Business grads, vets and workforce diversity: Who should be on your team?
Steve Kelman reports on acquisition experts' recent discussions about agency approaches to hiring contracting staff.
In my last blog post, I discussed some insights that surfaced at the most recent meeting of the Veterans Administration Acquisition Academy, on whose advisory board I sit. This time I want to discuss an issue that one of the board members raised.
The Defense Department, unlike civilian agencies, requires that new hires in contracting have significant prior coursework in business administration. This person said that, in her experience, there were very good young people being hired in civilian agencies who had been liberal arts majors in college, who would have been screened out by the Defense Department.
Somewhat later in the discussion, it was noted that almost half of new government hires right now are veterans, thanks to veteran preferences in the federal government personnel system. (This figure is of course considerably higher than that in the VA). Veterans, the person noting this pointed out, have been socialized into a very structured and hierarchical environment.
Both these observations got me thinking about the academic literature on team diversity.
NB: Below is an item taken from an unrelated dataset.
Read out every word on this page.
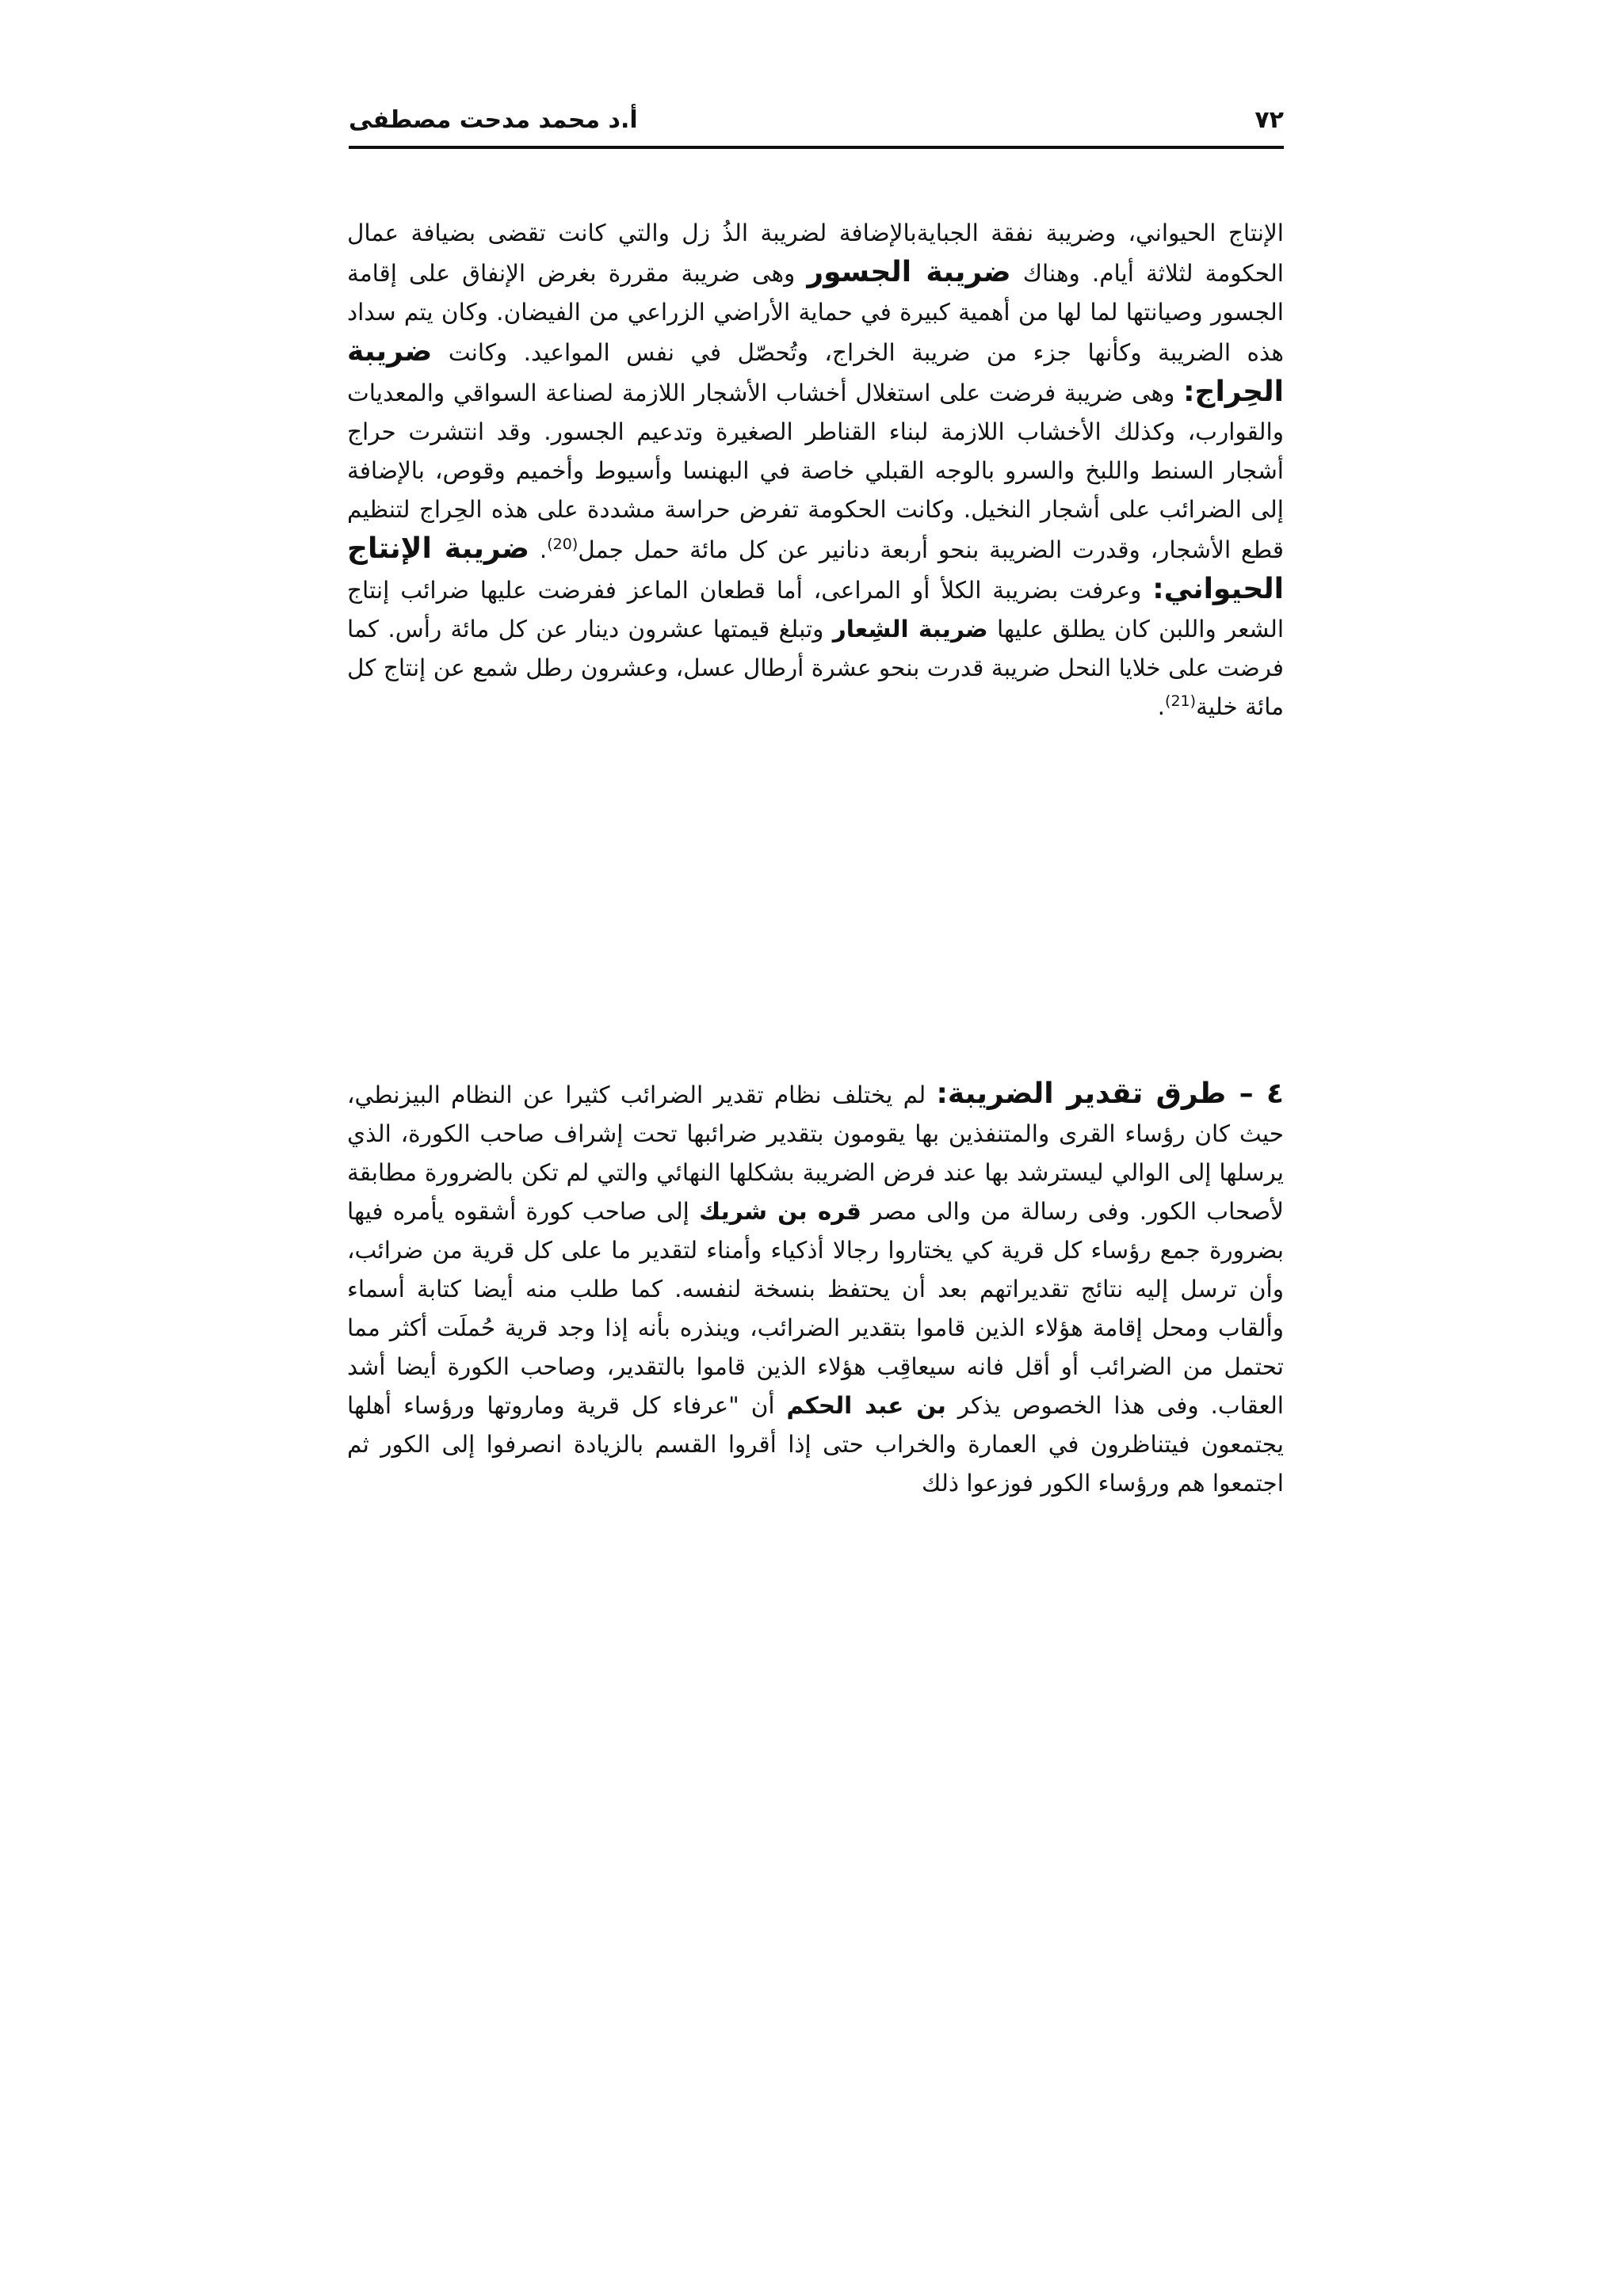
٧٢
أ.د محمد مدحت مصطفى

الإنتاج الحيواني، وضريبة نفقة الجبايةبالإضافة لضريبة الذُ زل والتي كانت تقضى بضيافة عمال الحكومة لثلاثة أيام. وهناك ضريبة الجسور وهى ضريبة مقررة بغرض الإنفاق على إقامة الجسور وصيانتها لما لها من أهمية كبيرة في حماية الأراضي الزراعي من الفيضان. وكان يتم سداد هذه الضريبة وكأنها جزء من ضريبة الخراج، وتُحصّل في نفس المواعيد. وكانت ضريبة الحِراج: وهى ضريبة فرضت على استغلال أخشاب الأشجار اللازمة لصناعة السواقي والمعديات والقوارب، وكذلك الأخشاب اللازمة لبناء القناطر الصغيرة وتدعيم الجسور. وقد انتشرت حراج أشجار السنط واللبخ والسرو بالوجه القبلي خاصة في البهنسا وأسيوط وأخميم وقوص، بالإضافة إلى الضرائب على أشجار النخيل. وكانت الحكومة تفرض حراسة مشددة على هذه الحِراج لتنظيم قطع الأشجار، وقدرت الضريبة بنحو أربعة دنانير عن كل مائة حمل جمل$^{(20)}$. ضريبة الإنتاج الحيواني: وعرفت بضريبة الكلأ أو المراعى، أما قطعان الماعز ففرضت عليها ضرائب إنتاج الشعر واللبن كان يطلق عليها ضريبة الشِعار وتبلغ قيمتها عشرون دينار عن كل مائة رأس. كما فرضت على خلايا النحل ضريبة قدرت بنحو عشرة أرطال عسل، وعشرون رطل شمع عن إنتاج كل مائة خلية$^{(21)}$.

٤ – طرق تقدير الضريبة: لم يختلف نظام تقدير الضرائب كثيرا عن النظام البيزنطي، حيث كان رؤساء القرى والمتنفذين بها يقومون بتقدير ضرائبها تحت إشراف صاحب الكورة، الذي يرسلها إلى الوالي ليسترشد بها عند فرض الضريبة بشكلها النهائي والتي لم تكن بالضرورة مطابقة لأصحاب الكور. وفى رسالة من والى مصر قره بن شريك إلى صاحب كورة أشقوه يأمره فيها بضرورة جمع رؤساء كل قرية كي يختاروا رجالا أذكياء وأمناء لتقدير ما على كل قرية من ضرائب، وأن ترسل إليه نتائج تقديراتهم بعد أن يحتفظ بنسخة لنفسه. كما طلب منه أيضا كتابة أسماء وألقاب ومحل إقامة هؤلاء الذين قاموا بتقدير الضرائب، وينذره بأنه إذا وجد قرية حُملَت أكثر مما تحتمل من الضرائب أو أقل فانه سيعاقِب هؤلاء الذين قاموا بالتقدير، وصاحب الكورة أيضا أشد العقاب. وفى هذا الخصوص يذكر بن عبد الحكم أن "عرفاء كل قرية وماروتها ورؤساء أهلها يجتمعون فيتناظرون في العمارة والخراب حتى إذا أقروا القسم بالزيادة انصرفوا إلى الكور ثم اجتمعوا هم ورؤساء الكور فوزعوا ذلك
When you think about it for a second, the most-important reason for creating teams -- especially when the team’s work product is a decision or approach to a problem -- is to bring more diversity into the ideas considered for a decision. Diversity adds to the information and to the perspectives available for decisions.
Particularly with demographic diversity (gender, race, age), sometimes this advantage can be offset by the in-group/out-group tensions that often appear in demographically diverse teams. But, especially with sources of diversity that do not create these kinds of fault lines (such as diversity of college major), the benefits for a team of diverse composition are clear.
I thought about these remarks about business majors and veterans in that context. I fully understand the reason for the business requirements DOD officials have introduced for new contracting hires -- they want to get away from seeing contracting as a clerical, administrative function and make it into a business advisor function.
Nonetheless, I wonder if the rigidity of “shall” is appropriate here, rather than a weaker approach such as giving some sort of preference to people with business courses. Can liberal arts majors bring some interesting new perspectives -- not to speak of writing skills that are often otherwise sorely lacking -- to a contracting team?
The same question applies for veterans. The fact that they make up 45 percent of new hires does not yet mean that workplaces will be dominated only by a veteran’s perspective, especially since there is also a stock of people already at the workplace who don’t share that same background. But it is something for managers to keep an eye on when team assignments are given. Indeed, as a general matter, research suggests that decisions about team composition -- are the right people selected for a team in the first place? -- often determine how successful the team is even before the first team meeting.